Thomas, M.L., Elliott, J.E., Rao, S.M., Fahey, K.F., Paul, S.M., & Miaskowski, C. (2012). A randomized, clinical trial of education or motivational-interviewing–based coaching compared to usual care to improve cancer pain management. Oncology Nursing Forum, 39(1), 39–49.

DOI Link

Study Purpose

To test the effectiveness of two interventions, compared to usual care, in decreasing attitudinal barriers to cancer pain management, decreasing pain intensity, and improving functional status and quality of life (QoL)

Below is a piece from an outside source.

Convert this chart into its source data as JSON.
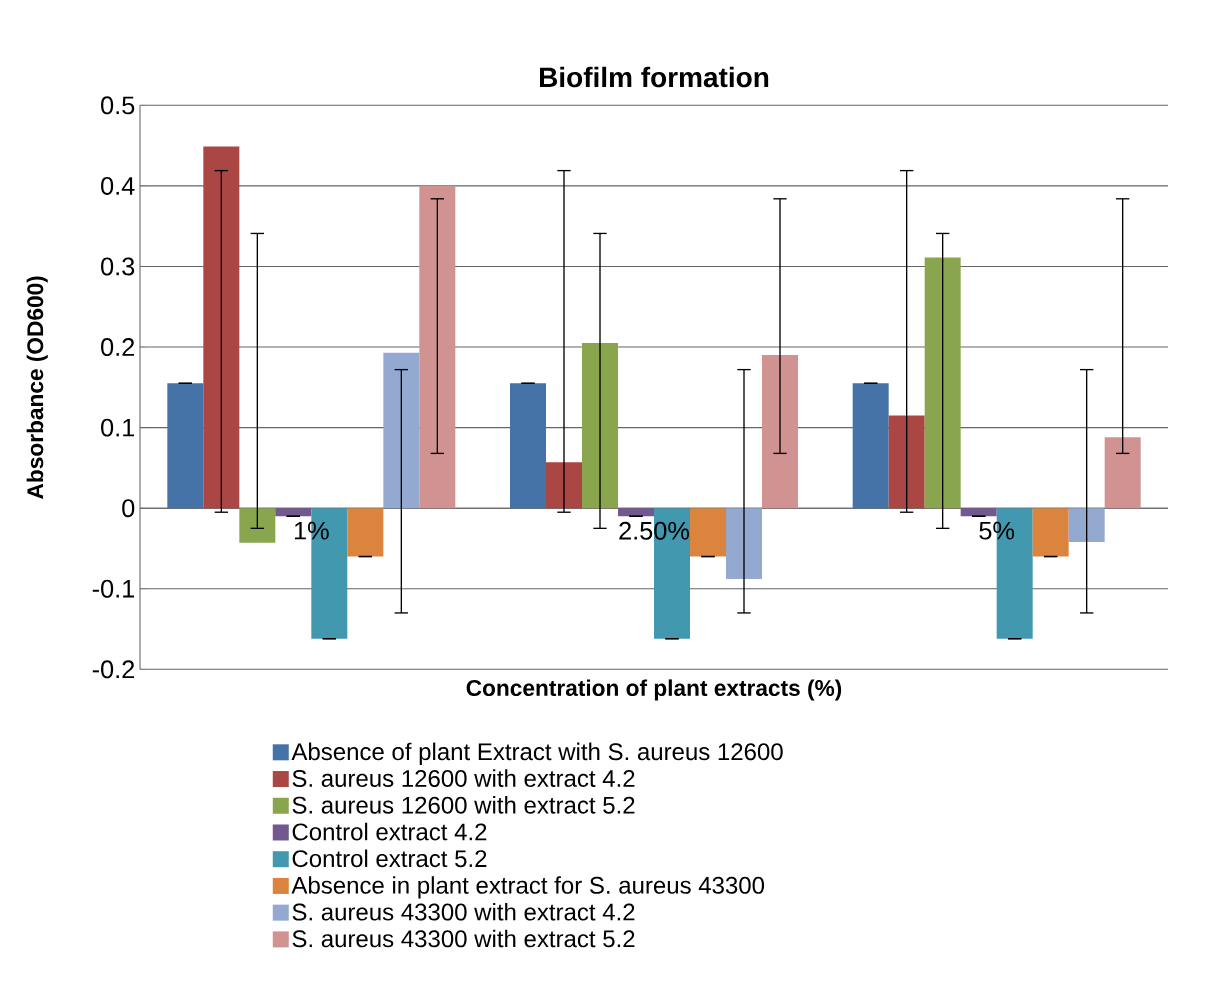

Intervention Characteristics/Basic Study Process

Patients were randomly assigned to one of three groups: control, standardized education, or coaching. Patients in the education and coaching groups viewed a video and received a pamphlet about managing cancer pain. In addition, patients in the coaching group participated in four telephone sessions facilitated by an advanced practice nurse–interventionist who used motivational interviewing techniques to decrease attitudinal barriers to cancer pain management. Questionnaires were completed at baseline and at six weeks after the final telephone call. Authors used analysis of covariance to evaluate differences in study outcomes among the three groups.

Sample Characteristics

  • The sample was composed of 227 patients—that is, patients who completed the end-of-study evaluation.
  • In the control group, average age was 58.7 years; in the education group, 62.5 years; in the coaching group, 61.8 years.
  • Of all patients, 90.1% were male and 9.9% were female.
  • In the sample the most common cancer types were lung, prostate, and head and neck cancers. Breast and colon cancers, myeloma, and mixed types made up the remainder of diagnoses.

Setting

  • Multisite
  • Six outpatient oncology clinics (four Veterans Affairs facilities, one county hospital, and one community-based practice)
     

Phase of Care and Clinical Applications

  • Phases of care: multiple phases of care
  • Clnical applications: late effects and survivorship

Study Design

Randomized clinical trial

Measurement Instruments/Methods

  • Attitudinal-barriers assessment: Authors chose the Barriers Questionnaire (BQ), a 27-item instrument, 0–5 scale, to measure barriers to cancer pain management. Barriers include concern about side effects, concern about tolerance, fear of addiction, fatalism, fear of disease progression, desire to be a good patient, fear of injections, and concern about distracting the physician from curing disease.
  • Pain assessment: The study used the Brief Pain Inventory, a  0–10 scale self-report, to assess intensity and quality of pain, the extent to which pain relief was obtained, and the extent to which pain interferes with function.
  • Functional status: The SF-36, a 0–100 scale, assessed eight health concepts (physical functioning, role limitations because of physical health problems, bodily pain, social functioning, role limitations because of emotional health problems, general mental health, vitality, and perception of general health). Higher scores reflect higher functioning.  
  • QoL: The study measured four QoL domains (physical, social, emotional, and functional well-being) by means of the FACT-G, a five-point Likert-type scale, with each subscale summed to obtain a subscale score and all individual items summed to obtain a total score. Total score can range 0–112.
     

Results

  • Authors found no differences among the three groups in any of the subscale or total BQ scores.
  • Assessment of measures at the second time point found no differences among the three groups in regard to pain intensity or pain relief. However, at the end of the study, authors noted significant differences in mean pain interference scores (p < 0.01).
  • The SF-36 showed significant differences among the groups in general health, vitality, mental health, and the mental component (as measured by summary score). The coaching group had higher mental health component scores than did the control group.
  • Authors noted no significant differences among groups in regard to any of the FACT-G subscales or total scores.
  • Patients in the coaching group reported a statistically significant decrease in pain-related interference with function and improved ratings of vitality, mental health, and general health. Compared to standardized education, coaching was associated with clinical improvements in cancer pain management (decreased cancer pain intensity and improvement or stability in functional status and QoL).

Conclusions

Findings suggest that coaching may be beneficial to cancer pain management, especially as management relates to collaborative development of individualized care plans that decrease symptoms.

Limitations

  • The fact that more than 90% of the sample was male may be a limitation. 
  • The study employed a convenience sample, a fact that may limit applicability to other oncology populations. 
  • The study did not alter the amounts or types of analgesics prescribed. This fact may limit results.   
     

Nursing Implications

Focused sessions consisting of 30 minutes of motivational-interviewing coaching by an advanced practice nurse may improve the management of cancer pain and overall health outcomes.